I still remember my first competition for the club. The year was 1991, and the event was the inaugural Singapore Robotics Festival, held at the Singapore Science Center. I had just been roped in in the midst of the team's preparations, and duly followed them to the exhibition hall after spending nights fending off pesky mosquitoes in the school's computer lab.
Our project was named the Chromatic Differentiator, a color-sensing device assembled from Lego bricks and made possible by astute programming. T'was based on the principle that different colors reflected different amounts of light, so our sensor was programmed to identify colors from the amount of reflected light. As the project was sensitive to different background lighting, it was in quite a state when we first transported it to the Science Center.
Other schools were already exhibiting their finished product, but ours was still a long way off the mark. Buona Vista Secondary, whose booth was just next to ours, had a working but unimpressive traffic control system straight out from the textbook. Catholic High had a vertical crane while Raffles Girls had a small model of a bakery, complete with bread rolling around on conveyor belts. Pretty to look at, but it served little purpose.
The exhibition started on the 8th of December and ended on the 19th, so we had around one week to get things right. Half of the team were secondary three students. There was the chairman, "wimpo" Weishun from 3B, Kewei and James the loafer from 3L, plus a programmer and the eccentric Zhiheng the monk, a secondary 2 guy, as well as my classmate Haoxin. That was the original team as far as I'm concerned. There were just 7 of us, so there was a cozy camaraderie.

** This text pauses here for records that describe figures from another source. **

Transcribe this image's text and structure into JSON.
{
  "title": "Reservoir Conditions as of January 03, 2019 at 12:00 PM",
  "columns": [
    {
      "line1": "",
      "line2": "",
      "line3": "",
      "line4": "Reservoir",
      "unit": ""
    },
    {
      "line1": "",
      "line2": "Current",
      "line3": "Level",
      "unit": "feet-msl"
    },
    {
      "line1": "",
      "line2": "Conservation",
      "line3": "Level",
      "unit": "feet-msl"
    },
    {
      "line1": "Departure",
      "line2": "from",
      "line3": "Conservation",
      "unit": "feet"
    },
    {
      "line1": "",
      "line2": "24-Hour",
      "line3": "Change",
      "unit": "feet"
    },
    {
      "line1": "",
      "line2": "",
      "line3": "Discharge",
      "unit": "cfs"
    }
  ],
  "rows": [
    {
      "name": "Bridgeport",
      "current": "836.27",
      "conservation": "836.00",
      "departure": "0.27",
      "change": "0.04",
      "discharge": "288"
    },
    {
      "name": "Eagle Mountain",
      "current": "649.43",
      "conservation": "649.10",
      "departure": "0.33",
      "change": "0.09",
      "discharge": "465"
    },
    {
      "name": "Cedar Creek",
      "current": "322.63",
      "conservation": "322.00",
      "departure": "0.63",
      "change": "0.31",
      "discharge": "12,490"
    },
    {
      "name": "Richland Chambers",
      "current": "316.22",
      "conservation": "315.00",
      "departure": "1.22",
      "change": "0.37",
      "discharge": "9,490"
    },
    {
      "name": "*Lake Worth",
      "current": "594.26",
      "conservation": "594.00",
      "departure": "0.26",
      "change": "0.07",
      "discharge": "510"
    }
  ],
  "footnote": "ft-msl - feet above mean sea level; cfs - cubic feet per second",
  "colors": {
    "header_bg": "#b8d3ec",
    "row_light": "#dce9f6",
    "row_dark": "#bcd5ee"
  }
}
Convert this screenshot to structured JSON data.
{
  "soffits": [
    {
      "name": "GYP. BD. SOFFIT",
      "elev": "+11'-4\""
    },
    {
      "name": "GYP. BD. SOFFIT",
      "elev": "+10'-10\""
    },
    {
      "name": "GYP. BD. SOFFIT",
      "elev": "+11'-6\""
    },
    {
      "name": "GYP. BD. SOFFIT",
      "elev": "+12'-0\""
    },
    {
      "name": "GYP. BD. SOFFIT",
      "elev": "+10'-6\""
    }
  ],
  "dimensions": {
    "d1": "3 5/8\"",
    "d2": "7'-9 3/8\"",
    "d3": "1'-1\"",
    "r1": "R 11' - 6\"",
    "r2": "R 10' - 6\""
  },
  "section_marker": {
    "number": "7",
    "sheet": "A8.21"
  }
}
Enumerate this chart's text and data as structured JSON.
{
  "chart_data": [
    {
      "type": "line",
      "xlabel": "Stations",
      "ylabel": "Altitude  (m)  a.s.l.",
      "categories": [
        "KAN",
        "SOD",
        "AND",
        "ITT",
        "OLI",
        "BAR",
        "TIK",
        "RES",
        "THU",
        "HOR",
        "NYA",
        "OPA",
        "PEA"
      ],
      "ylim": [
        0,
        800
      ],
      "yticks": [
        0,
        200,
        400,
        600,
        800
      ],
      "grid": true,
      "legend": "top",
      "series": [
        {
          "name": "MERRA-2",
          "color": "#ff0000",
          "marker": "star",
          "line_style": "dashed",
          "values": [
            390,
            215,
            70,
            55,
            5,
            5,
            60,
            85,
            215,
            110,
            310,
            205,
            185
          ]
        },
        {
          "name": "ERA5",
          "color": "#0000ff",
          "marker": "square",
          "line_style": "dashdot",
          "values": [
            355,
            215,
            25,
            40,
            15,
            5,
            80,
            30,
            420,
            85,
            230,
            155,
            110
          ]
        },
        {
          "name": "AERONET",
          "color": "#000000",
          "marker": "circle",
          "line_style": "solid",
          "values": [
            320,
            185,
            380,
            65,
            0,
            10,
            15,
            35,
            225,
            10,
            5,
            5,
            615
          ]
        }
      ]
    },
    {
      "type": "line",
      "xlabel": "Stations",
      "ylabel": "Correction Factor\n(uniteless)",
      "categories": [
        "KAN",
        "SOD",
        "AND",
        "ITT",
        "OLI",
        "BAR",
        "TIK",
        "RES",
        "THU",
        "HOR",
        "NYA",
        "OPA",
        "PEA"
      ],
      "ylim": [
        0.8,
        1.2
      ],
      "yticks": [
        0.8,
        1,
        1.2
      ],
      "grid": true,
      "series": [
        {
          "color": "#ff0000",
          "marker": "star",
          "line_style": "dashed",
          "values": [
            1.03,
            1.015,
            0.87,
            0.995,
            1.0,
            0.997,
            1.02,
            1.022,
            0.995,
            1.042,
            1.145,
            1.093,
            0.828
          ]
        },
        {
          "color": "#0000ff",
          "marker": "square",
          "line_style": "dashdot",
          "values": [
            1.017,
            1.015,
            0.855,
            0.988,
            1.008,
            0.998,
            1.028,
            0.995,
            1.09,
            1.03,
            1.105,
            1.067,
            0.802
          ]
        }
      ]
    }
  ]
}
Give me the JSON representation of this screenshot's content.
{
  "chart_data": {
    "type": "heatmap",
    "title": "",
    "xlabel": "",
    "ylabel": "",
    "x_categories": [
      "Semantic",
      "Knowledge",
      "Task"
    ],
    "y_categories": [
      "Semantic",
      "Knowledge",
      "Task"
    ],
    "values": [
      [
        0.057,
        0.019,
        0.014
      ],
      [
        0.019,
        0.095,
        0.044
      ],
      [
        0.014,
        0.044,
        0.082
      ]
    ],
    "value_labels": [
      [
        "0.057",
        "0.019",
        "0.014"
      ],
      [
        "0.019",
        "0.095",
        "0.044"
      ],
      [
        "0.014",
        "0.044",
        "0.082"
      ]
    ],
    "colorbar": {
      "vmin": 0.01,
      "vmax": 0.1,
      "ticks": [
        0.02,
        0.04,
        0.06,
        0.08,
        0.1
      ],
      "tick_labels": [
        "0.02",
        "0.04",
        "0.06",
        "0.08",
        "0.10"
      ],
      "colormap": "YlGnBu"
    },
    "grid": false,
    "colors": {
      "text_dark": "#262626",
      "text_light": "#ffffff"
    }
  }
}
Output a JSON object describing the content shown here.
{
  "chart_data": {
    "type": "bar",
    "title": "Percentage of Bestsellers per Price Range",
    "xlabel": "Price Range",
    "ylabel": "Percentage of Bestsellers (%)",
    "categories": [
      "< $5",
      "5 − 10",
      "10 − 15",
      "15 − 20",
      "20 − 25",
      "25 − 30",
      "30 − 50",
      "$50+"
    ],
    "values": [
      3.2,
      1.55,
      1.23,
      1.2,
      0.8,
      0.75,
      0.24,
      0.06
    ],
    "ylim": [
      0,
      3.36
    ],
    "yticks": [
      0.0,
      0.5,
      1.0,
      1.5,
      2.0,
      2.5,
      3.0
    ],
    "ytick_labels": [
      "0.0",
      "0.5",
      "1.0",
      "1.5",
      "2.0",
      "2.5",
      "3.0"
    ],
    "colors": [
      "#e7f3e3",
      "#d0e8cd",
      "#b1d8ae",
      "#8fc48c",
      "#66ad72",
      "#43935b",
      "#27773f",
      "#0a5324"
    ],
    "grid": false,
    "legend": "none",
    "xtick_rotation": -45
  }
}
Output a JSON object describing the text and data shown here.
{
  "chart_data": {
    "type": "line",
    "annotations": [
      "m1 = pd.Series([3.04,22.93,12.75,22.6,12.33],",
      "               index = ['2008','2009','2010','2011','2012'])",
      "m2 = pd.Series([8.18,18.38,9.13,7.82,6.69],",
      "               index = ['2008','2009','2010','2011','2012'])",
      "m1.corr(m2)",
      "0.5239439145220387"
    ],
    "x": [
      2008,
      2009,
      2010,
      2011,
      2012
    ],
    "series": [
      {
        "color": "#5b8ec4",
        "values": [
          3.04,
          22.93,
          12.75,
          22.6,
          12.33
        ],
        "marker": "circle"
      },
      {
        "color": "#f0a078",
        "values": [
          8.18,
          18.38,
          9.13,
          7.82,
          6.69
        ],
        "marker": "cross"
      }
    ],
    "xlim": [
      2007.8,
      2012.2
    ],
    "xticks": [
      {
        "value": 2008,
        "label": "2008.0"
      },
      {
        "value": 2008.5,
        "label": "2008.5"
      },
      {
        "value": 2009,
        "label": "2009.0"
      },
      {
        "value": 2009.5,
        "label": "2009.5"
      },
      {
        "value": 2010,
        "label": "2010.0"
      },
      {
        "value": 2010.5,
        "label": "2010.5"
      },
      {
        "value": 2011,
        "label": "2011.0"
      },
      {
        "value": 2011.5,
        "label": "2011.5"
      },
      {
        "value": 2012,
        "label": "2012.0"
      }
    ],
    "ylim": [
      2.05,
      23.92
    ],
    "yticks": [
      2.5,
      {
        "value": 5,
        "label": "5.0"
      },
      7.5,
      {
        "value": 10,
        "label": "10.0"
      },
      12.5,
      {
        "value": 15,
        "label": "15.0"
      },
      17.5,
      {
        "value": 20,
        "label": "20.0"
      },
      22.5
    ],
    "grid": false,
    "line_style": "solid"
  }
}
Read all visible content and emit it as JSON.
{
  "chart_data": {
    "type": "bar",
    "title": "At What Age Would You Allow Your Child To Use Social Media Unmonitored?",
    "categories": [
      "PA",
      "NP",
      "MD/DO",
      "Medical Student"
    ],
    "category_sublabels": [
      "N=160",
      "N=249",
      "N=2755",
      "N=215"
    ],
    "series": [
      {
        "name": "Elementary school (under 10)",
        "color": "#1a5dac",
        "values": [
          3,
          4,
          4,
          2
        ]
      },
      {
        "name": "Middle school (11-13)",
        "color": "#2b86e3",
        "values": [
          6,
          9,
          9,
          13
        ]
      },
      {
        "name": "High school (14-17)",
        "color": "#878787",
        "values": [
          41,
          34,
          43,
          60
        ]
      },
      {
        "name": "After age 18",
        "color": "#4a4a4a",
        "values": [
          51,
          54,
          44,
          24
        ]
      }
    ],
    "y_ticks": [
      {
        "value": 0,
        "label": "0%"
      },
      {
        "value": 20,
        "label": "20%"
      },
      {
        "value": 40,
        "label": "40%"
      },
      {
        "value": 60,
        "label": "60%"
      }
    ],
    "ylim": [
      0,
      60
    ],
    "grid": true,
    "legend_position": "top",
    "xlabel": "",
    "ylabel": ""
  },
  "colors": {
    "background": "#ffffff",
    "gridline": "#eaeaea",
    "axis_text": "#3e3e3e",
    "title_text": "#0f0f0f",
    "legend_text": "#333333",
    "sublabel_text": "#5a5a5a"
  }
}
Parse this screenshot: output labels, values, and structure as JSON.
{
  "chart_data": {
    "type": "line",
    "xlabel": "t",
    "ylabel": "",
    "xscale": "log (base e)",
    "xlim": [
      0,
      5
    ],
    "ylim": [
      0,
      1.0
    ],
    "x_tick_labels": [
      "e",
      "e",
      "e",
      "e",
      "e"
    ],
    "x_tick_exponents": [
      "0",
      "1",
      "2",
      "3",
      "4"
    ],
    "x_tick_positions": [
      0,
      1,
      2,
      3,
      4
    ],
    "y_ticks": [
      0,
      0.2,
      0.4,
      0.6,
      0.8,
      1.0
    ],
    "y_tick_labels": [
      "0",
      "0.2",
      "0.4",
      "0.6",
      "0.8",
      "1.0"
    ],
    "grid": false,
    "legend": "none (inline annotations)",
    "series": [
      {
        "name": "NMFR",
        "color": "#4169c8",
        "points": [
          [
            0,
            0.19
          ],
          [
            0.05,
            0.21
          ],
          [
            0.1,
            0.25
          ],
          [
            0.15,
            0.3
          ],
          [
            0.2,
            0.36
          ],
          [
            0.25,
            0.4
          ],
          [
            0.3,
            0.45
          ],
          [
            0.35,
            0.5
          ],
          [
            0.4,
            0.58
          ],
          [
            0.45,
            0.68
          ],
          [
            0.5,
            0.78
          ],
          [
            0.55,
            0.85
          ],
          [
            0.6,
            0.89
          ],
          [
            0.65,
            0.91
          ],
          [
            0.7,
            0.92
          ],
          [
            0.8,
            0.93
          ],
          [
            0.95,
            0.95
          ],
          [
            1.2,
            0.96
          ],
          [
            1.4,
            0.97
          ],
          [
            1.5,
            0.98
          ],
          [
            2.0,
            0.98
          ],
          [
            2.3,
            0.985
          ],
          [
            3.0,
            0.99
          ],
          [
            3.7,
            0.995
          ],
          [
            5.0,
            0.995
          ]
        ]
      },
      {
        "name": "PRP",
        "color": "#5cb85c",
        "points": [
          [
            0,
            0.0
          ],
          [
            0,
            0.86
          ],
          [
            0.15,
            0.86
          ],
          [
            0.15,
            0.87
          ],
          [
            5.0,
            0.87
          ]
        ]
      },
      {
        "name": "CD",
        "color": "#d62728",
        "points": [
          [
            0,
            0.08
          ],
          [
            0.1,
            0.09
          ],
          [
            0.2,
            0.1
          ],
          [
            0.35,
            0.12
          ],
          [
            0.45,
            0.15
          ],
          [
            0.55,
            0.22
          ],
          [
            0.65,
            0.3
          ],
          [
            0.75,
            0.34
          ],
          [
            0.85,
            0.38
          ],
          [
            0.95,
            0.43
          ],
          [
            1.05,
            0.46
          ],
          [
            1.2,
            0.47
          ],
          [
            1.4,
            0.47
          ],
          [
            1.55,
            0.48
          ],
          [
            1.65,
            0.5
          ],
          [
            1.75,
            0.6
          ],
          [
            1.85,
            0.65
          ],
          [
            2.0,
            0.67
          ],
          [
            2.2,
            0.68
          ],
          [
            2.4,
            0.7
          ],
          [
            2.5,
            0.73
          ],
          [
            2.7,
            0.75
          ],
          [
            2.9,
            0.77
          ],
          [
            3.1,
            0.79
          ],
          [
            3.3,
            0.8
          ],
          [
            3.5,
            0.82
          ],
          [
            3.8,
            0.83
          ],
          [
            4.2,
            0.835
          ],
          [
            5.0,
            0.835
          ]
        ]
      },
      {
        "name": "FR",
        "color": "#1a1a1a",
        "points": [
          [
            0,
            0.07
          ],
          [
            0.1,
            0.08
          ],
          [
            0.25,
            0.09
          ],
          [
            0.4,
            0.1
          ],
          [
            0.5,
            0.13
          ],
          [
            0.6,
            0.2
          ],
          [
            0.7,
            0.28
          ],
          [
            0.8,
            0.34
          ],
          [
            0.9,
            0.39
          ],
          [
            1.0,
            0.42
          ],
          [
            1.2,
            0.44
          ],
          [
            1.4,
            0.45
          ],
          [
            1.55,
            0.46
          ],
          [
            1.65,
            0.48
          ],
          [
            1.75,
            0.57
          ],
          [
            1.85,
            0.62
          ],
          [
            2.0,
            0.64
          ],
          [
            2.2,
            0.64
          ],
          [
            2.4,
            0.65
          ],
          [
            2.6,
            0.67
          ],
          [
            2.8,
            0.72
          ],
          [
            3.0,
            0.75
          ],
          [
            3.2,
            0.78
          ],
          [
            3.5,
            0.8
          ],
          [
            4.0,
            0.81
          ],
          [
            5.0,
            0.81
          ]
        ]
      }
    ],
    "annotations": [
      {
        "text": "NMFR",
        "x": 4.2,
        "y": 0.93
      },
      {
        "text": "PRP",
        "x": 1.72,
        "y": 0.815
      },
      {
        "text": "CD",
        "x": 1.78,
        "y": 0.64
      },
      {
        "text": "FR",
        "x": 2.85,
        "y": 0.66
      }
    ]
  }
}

There was a time when it seemed that we wouldn't get a working model on time, but somehow things just clicked and we finally produced a bloody good project. The event was rather grand---the press were out in arms on the day of the judging, and photographers were all over the place, their incessant flashes creating a surreal adult atmosphere.
I was a little surprised that we'd won, but in the end was well pleased with our gold trophy. But the dramatic victory wasn't the most impressive memory of that day, t'was the way my dear chairman went on about the biased Indian lady announcer. Swallowing his words, he fired a rapid blurt, "when she said that it was a very close fight (between us and RGS), and dragged it on and on, I just knew that we'd won. It's so very obvious that she favored RGS. Well, we showed her who the best team was. Sorry to upset her."
My dear chairman's face was contorted in a quiet dignity, his eyebrows knitted tightly in protest against the biased announcer who tried to mar our win. I was barely able to contain my bemusement. Thought the RGS team had more reason to be peeved at having lost to the "laughing stocks on the first day we stepped in", as Haoxin called us.
My time for responsibility on the big stage would come. And our running competition with RGS would continue for the years ahead. But at this juncture, I felt that I'd taken my first step onto the national stage, and no number of biased announcers were going to mar my first national level victory.